MTI: A Behavior-Based Temperament Profiling System for AI Agents

Abstract

AI models of equivalent capability can exhibit fundamentally different behavioral patterns, yet no standardized instrument exists to measure these dispositional differences. Existing approaches either borrow human personality dimensions and rely on self-report (which diverges from actual behavior in LLMs) or treat behavioral variation as a defect rather than a trait. We introduce the Model Temperament Index (MTI), a behavior-based profiling system that measures AI agent temperament across four axes: Reactivity (environmental sensitivity), Compliance (instruction-behavior alignment), Sociality (relational resource allocation), and Resilience (stress resistance). Grounded in the Four Shell Model from Model Medicine, MTI measures what agents do, not what they say about themselves, using structured examination protocols with a two-stage design that separates capability from disposition. We profile 10 small language models (1.7B-9B parameters, 6 organizations, 3 training paradigms) and report five principal findings: (1) the four axes are largely independent among instruction-tuned models (all |r| < 0.42); (2) within-axis facet dissociations are empirically confirmed -- Compliance decomposes into fully independent formal and stance facets (r = 0.002), while Resilience decomposes into inversely related cognitive and adversarial facets; (3) a Compliance-Resilience paradox reveals that opinion-yielding and fact-vulnerability operate through independent channels; (4) RLHF reshapes temperament not only by shifting axis scores but by creating within-axis facet differentiation absent in the unaligned base model; and (5) temperament is independent of model size (1.7B-9B), confirming that MTI measures disposition rather than capability.

Paper Structure

This paper contains 68 sections, 6 figures, 2 tables.

Figures (6)

  • Figure 1: MTI Facet Tree.
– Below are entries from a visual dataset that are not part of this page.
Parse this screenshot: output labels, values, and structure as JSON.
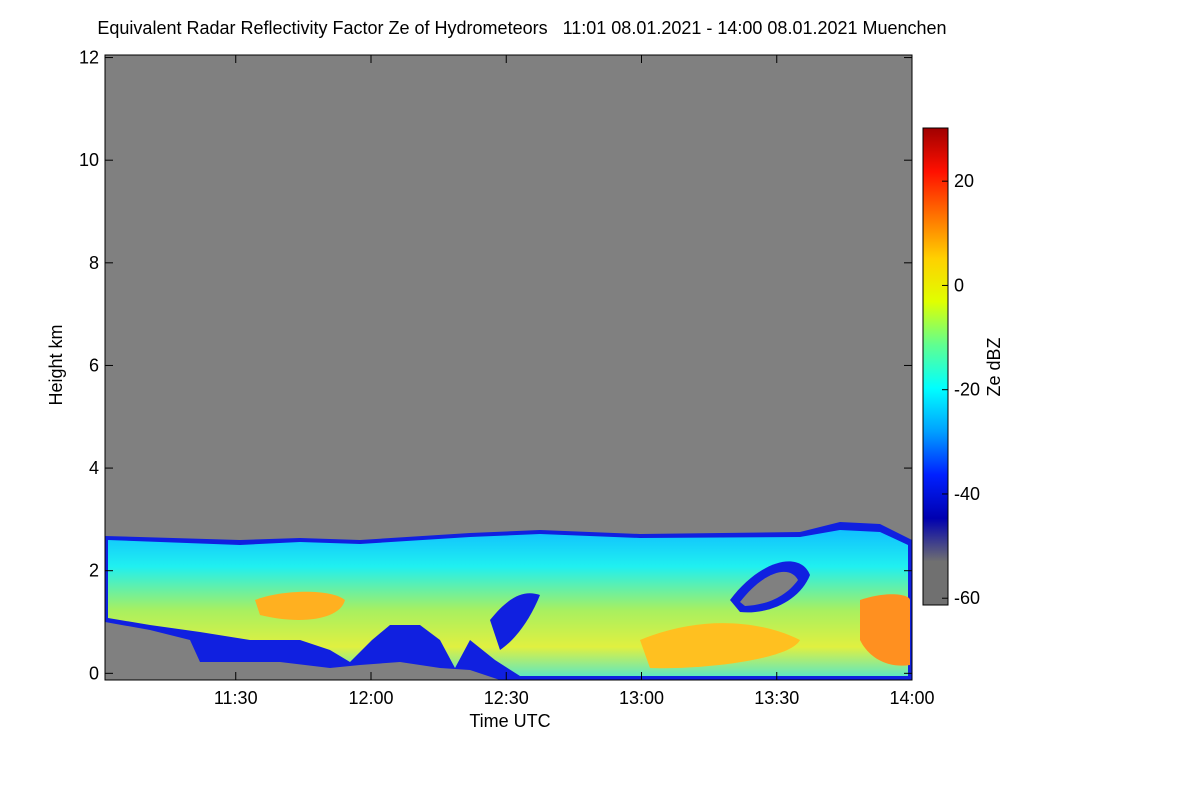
{
  "chart_data": {
    "type": "heatmap",
    "title": "Equivalent Radar Reflectivity Factor Ze of Hydrometeors   11:01 08.01.2021 - 14:00 08.01.2021 Muenchen",
    "x_label": "Time UTC",
    "y_label": "Height km",
    "xlim": [
      661,
      840
    ],
    "xticks": [
      {
        "value": 690,
        "label": "11:30"
      },
      {
        "value": 720,
        "label": "12:00"
      },
      {
        "value": 750,
        "label": "12:30"
      },
      {
        "value": 780,
        "label": "13:00"
      },
      {
        "value": 810,
        "label": "13:30"
      },
      {
        "value": 840,
        "label": "14:00"
      }
    ],
    "ylim": [
      -0.13,
      12.05
    ],
    "yticks": [
      0,
      2,
      4,
      6,
      8,
      10,
      12
    ],
    "colorbar": {
      "label": "Ze dBZ",
      "lim": [
        -61.3,
        30.2
      ],
      "ticks": [
        20,
        0,
        -20,
        -40,
        -60
      ],
      "colormap": [
        "#707070",
        "#707070",
        "#0000b0",
        "#0020ff",
        "#00a0ff",
        "#00ffff",
        "#60ff90",
        "#e0ff00",
        "#ffd000",
        "#ff7000",
        "#ff1000",
        "#a00000"
      ]
    },
    "background_color": "#808080"
  }
}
Each axis decomposes into empirically validated sub-dimensions. Correlation values are from the n = 9 instruction-tuned sample.
  • Figure 2: MTI profiles for 10 models across 4 axes. Dashed lines highlight the base model (llama3.1-base), a systematic outlier on Resilience.
  • Figure 3: Compliance facet dissociation. Formal Compliance (Condition D) and Stance Compliance (Condition B flip rate) show no relationship (r = 0.002, n = 9 instruct only).
  • Figure 4: Resilience facet inversion. Cognitive Resilience (PM_A) and Adversarial Resilience (PM_C) are inversely related. The base model (red square) is an extreme outlier.
  • Figure 5: RLHF effect on temperament (llama3.1 instruct vs. base). Sociality shows near-zero change ($\Delta$ = $-$0.02), while Reactivity, Compliance, and Resilience shift substantially.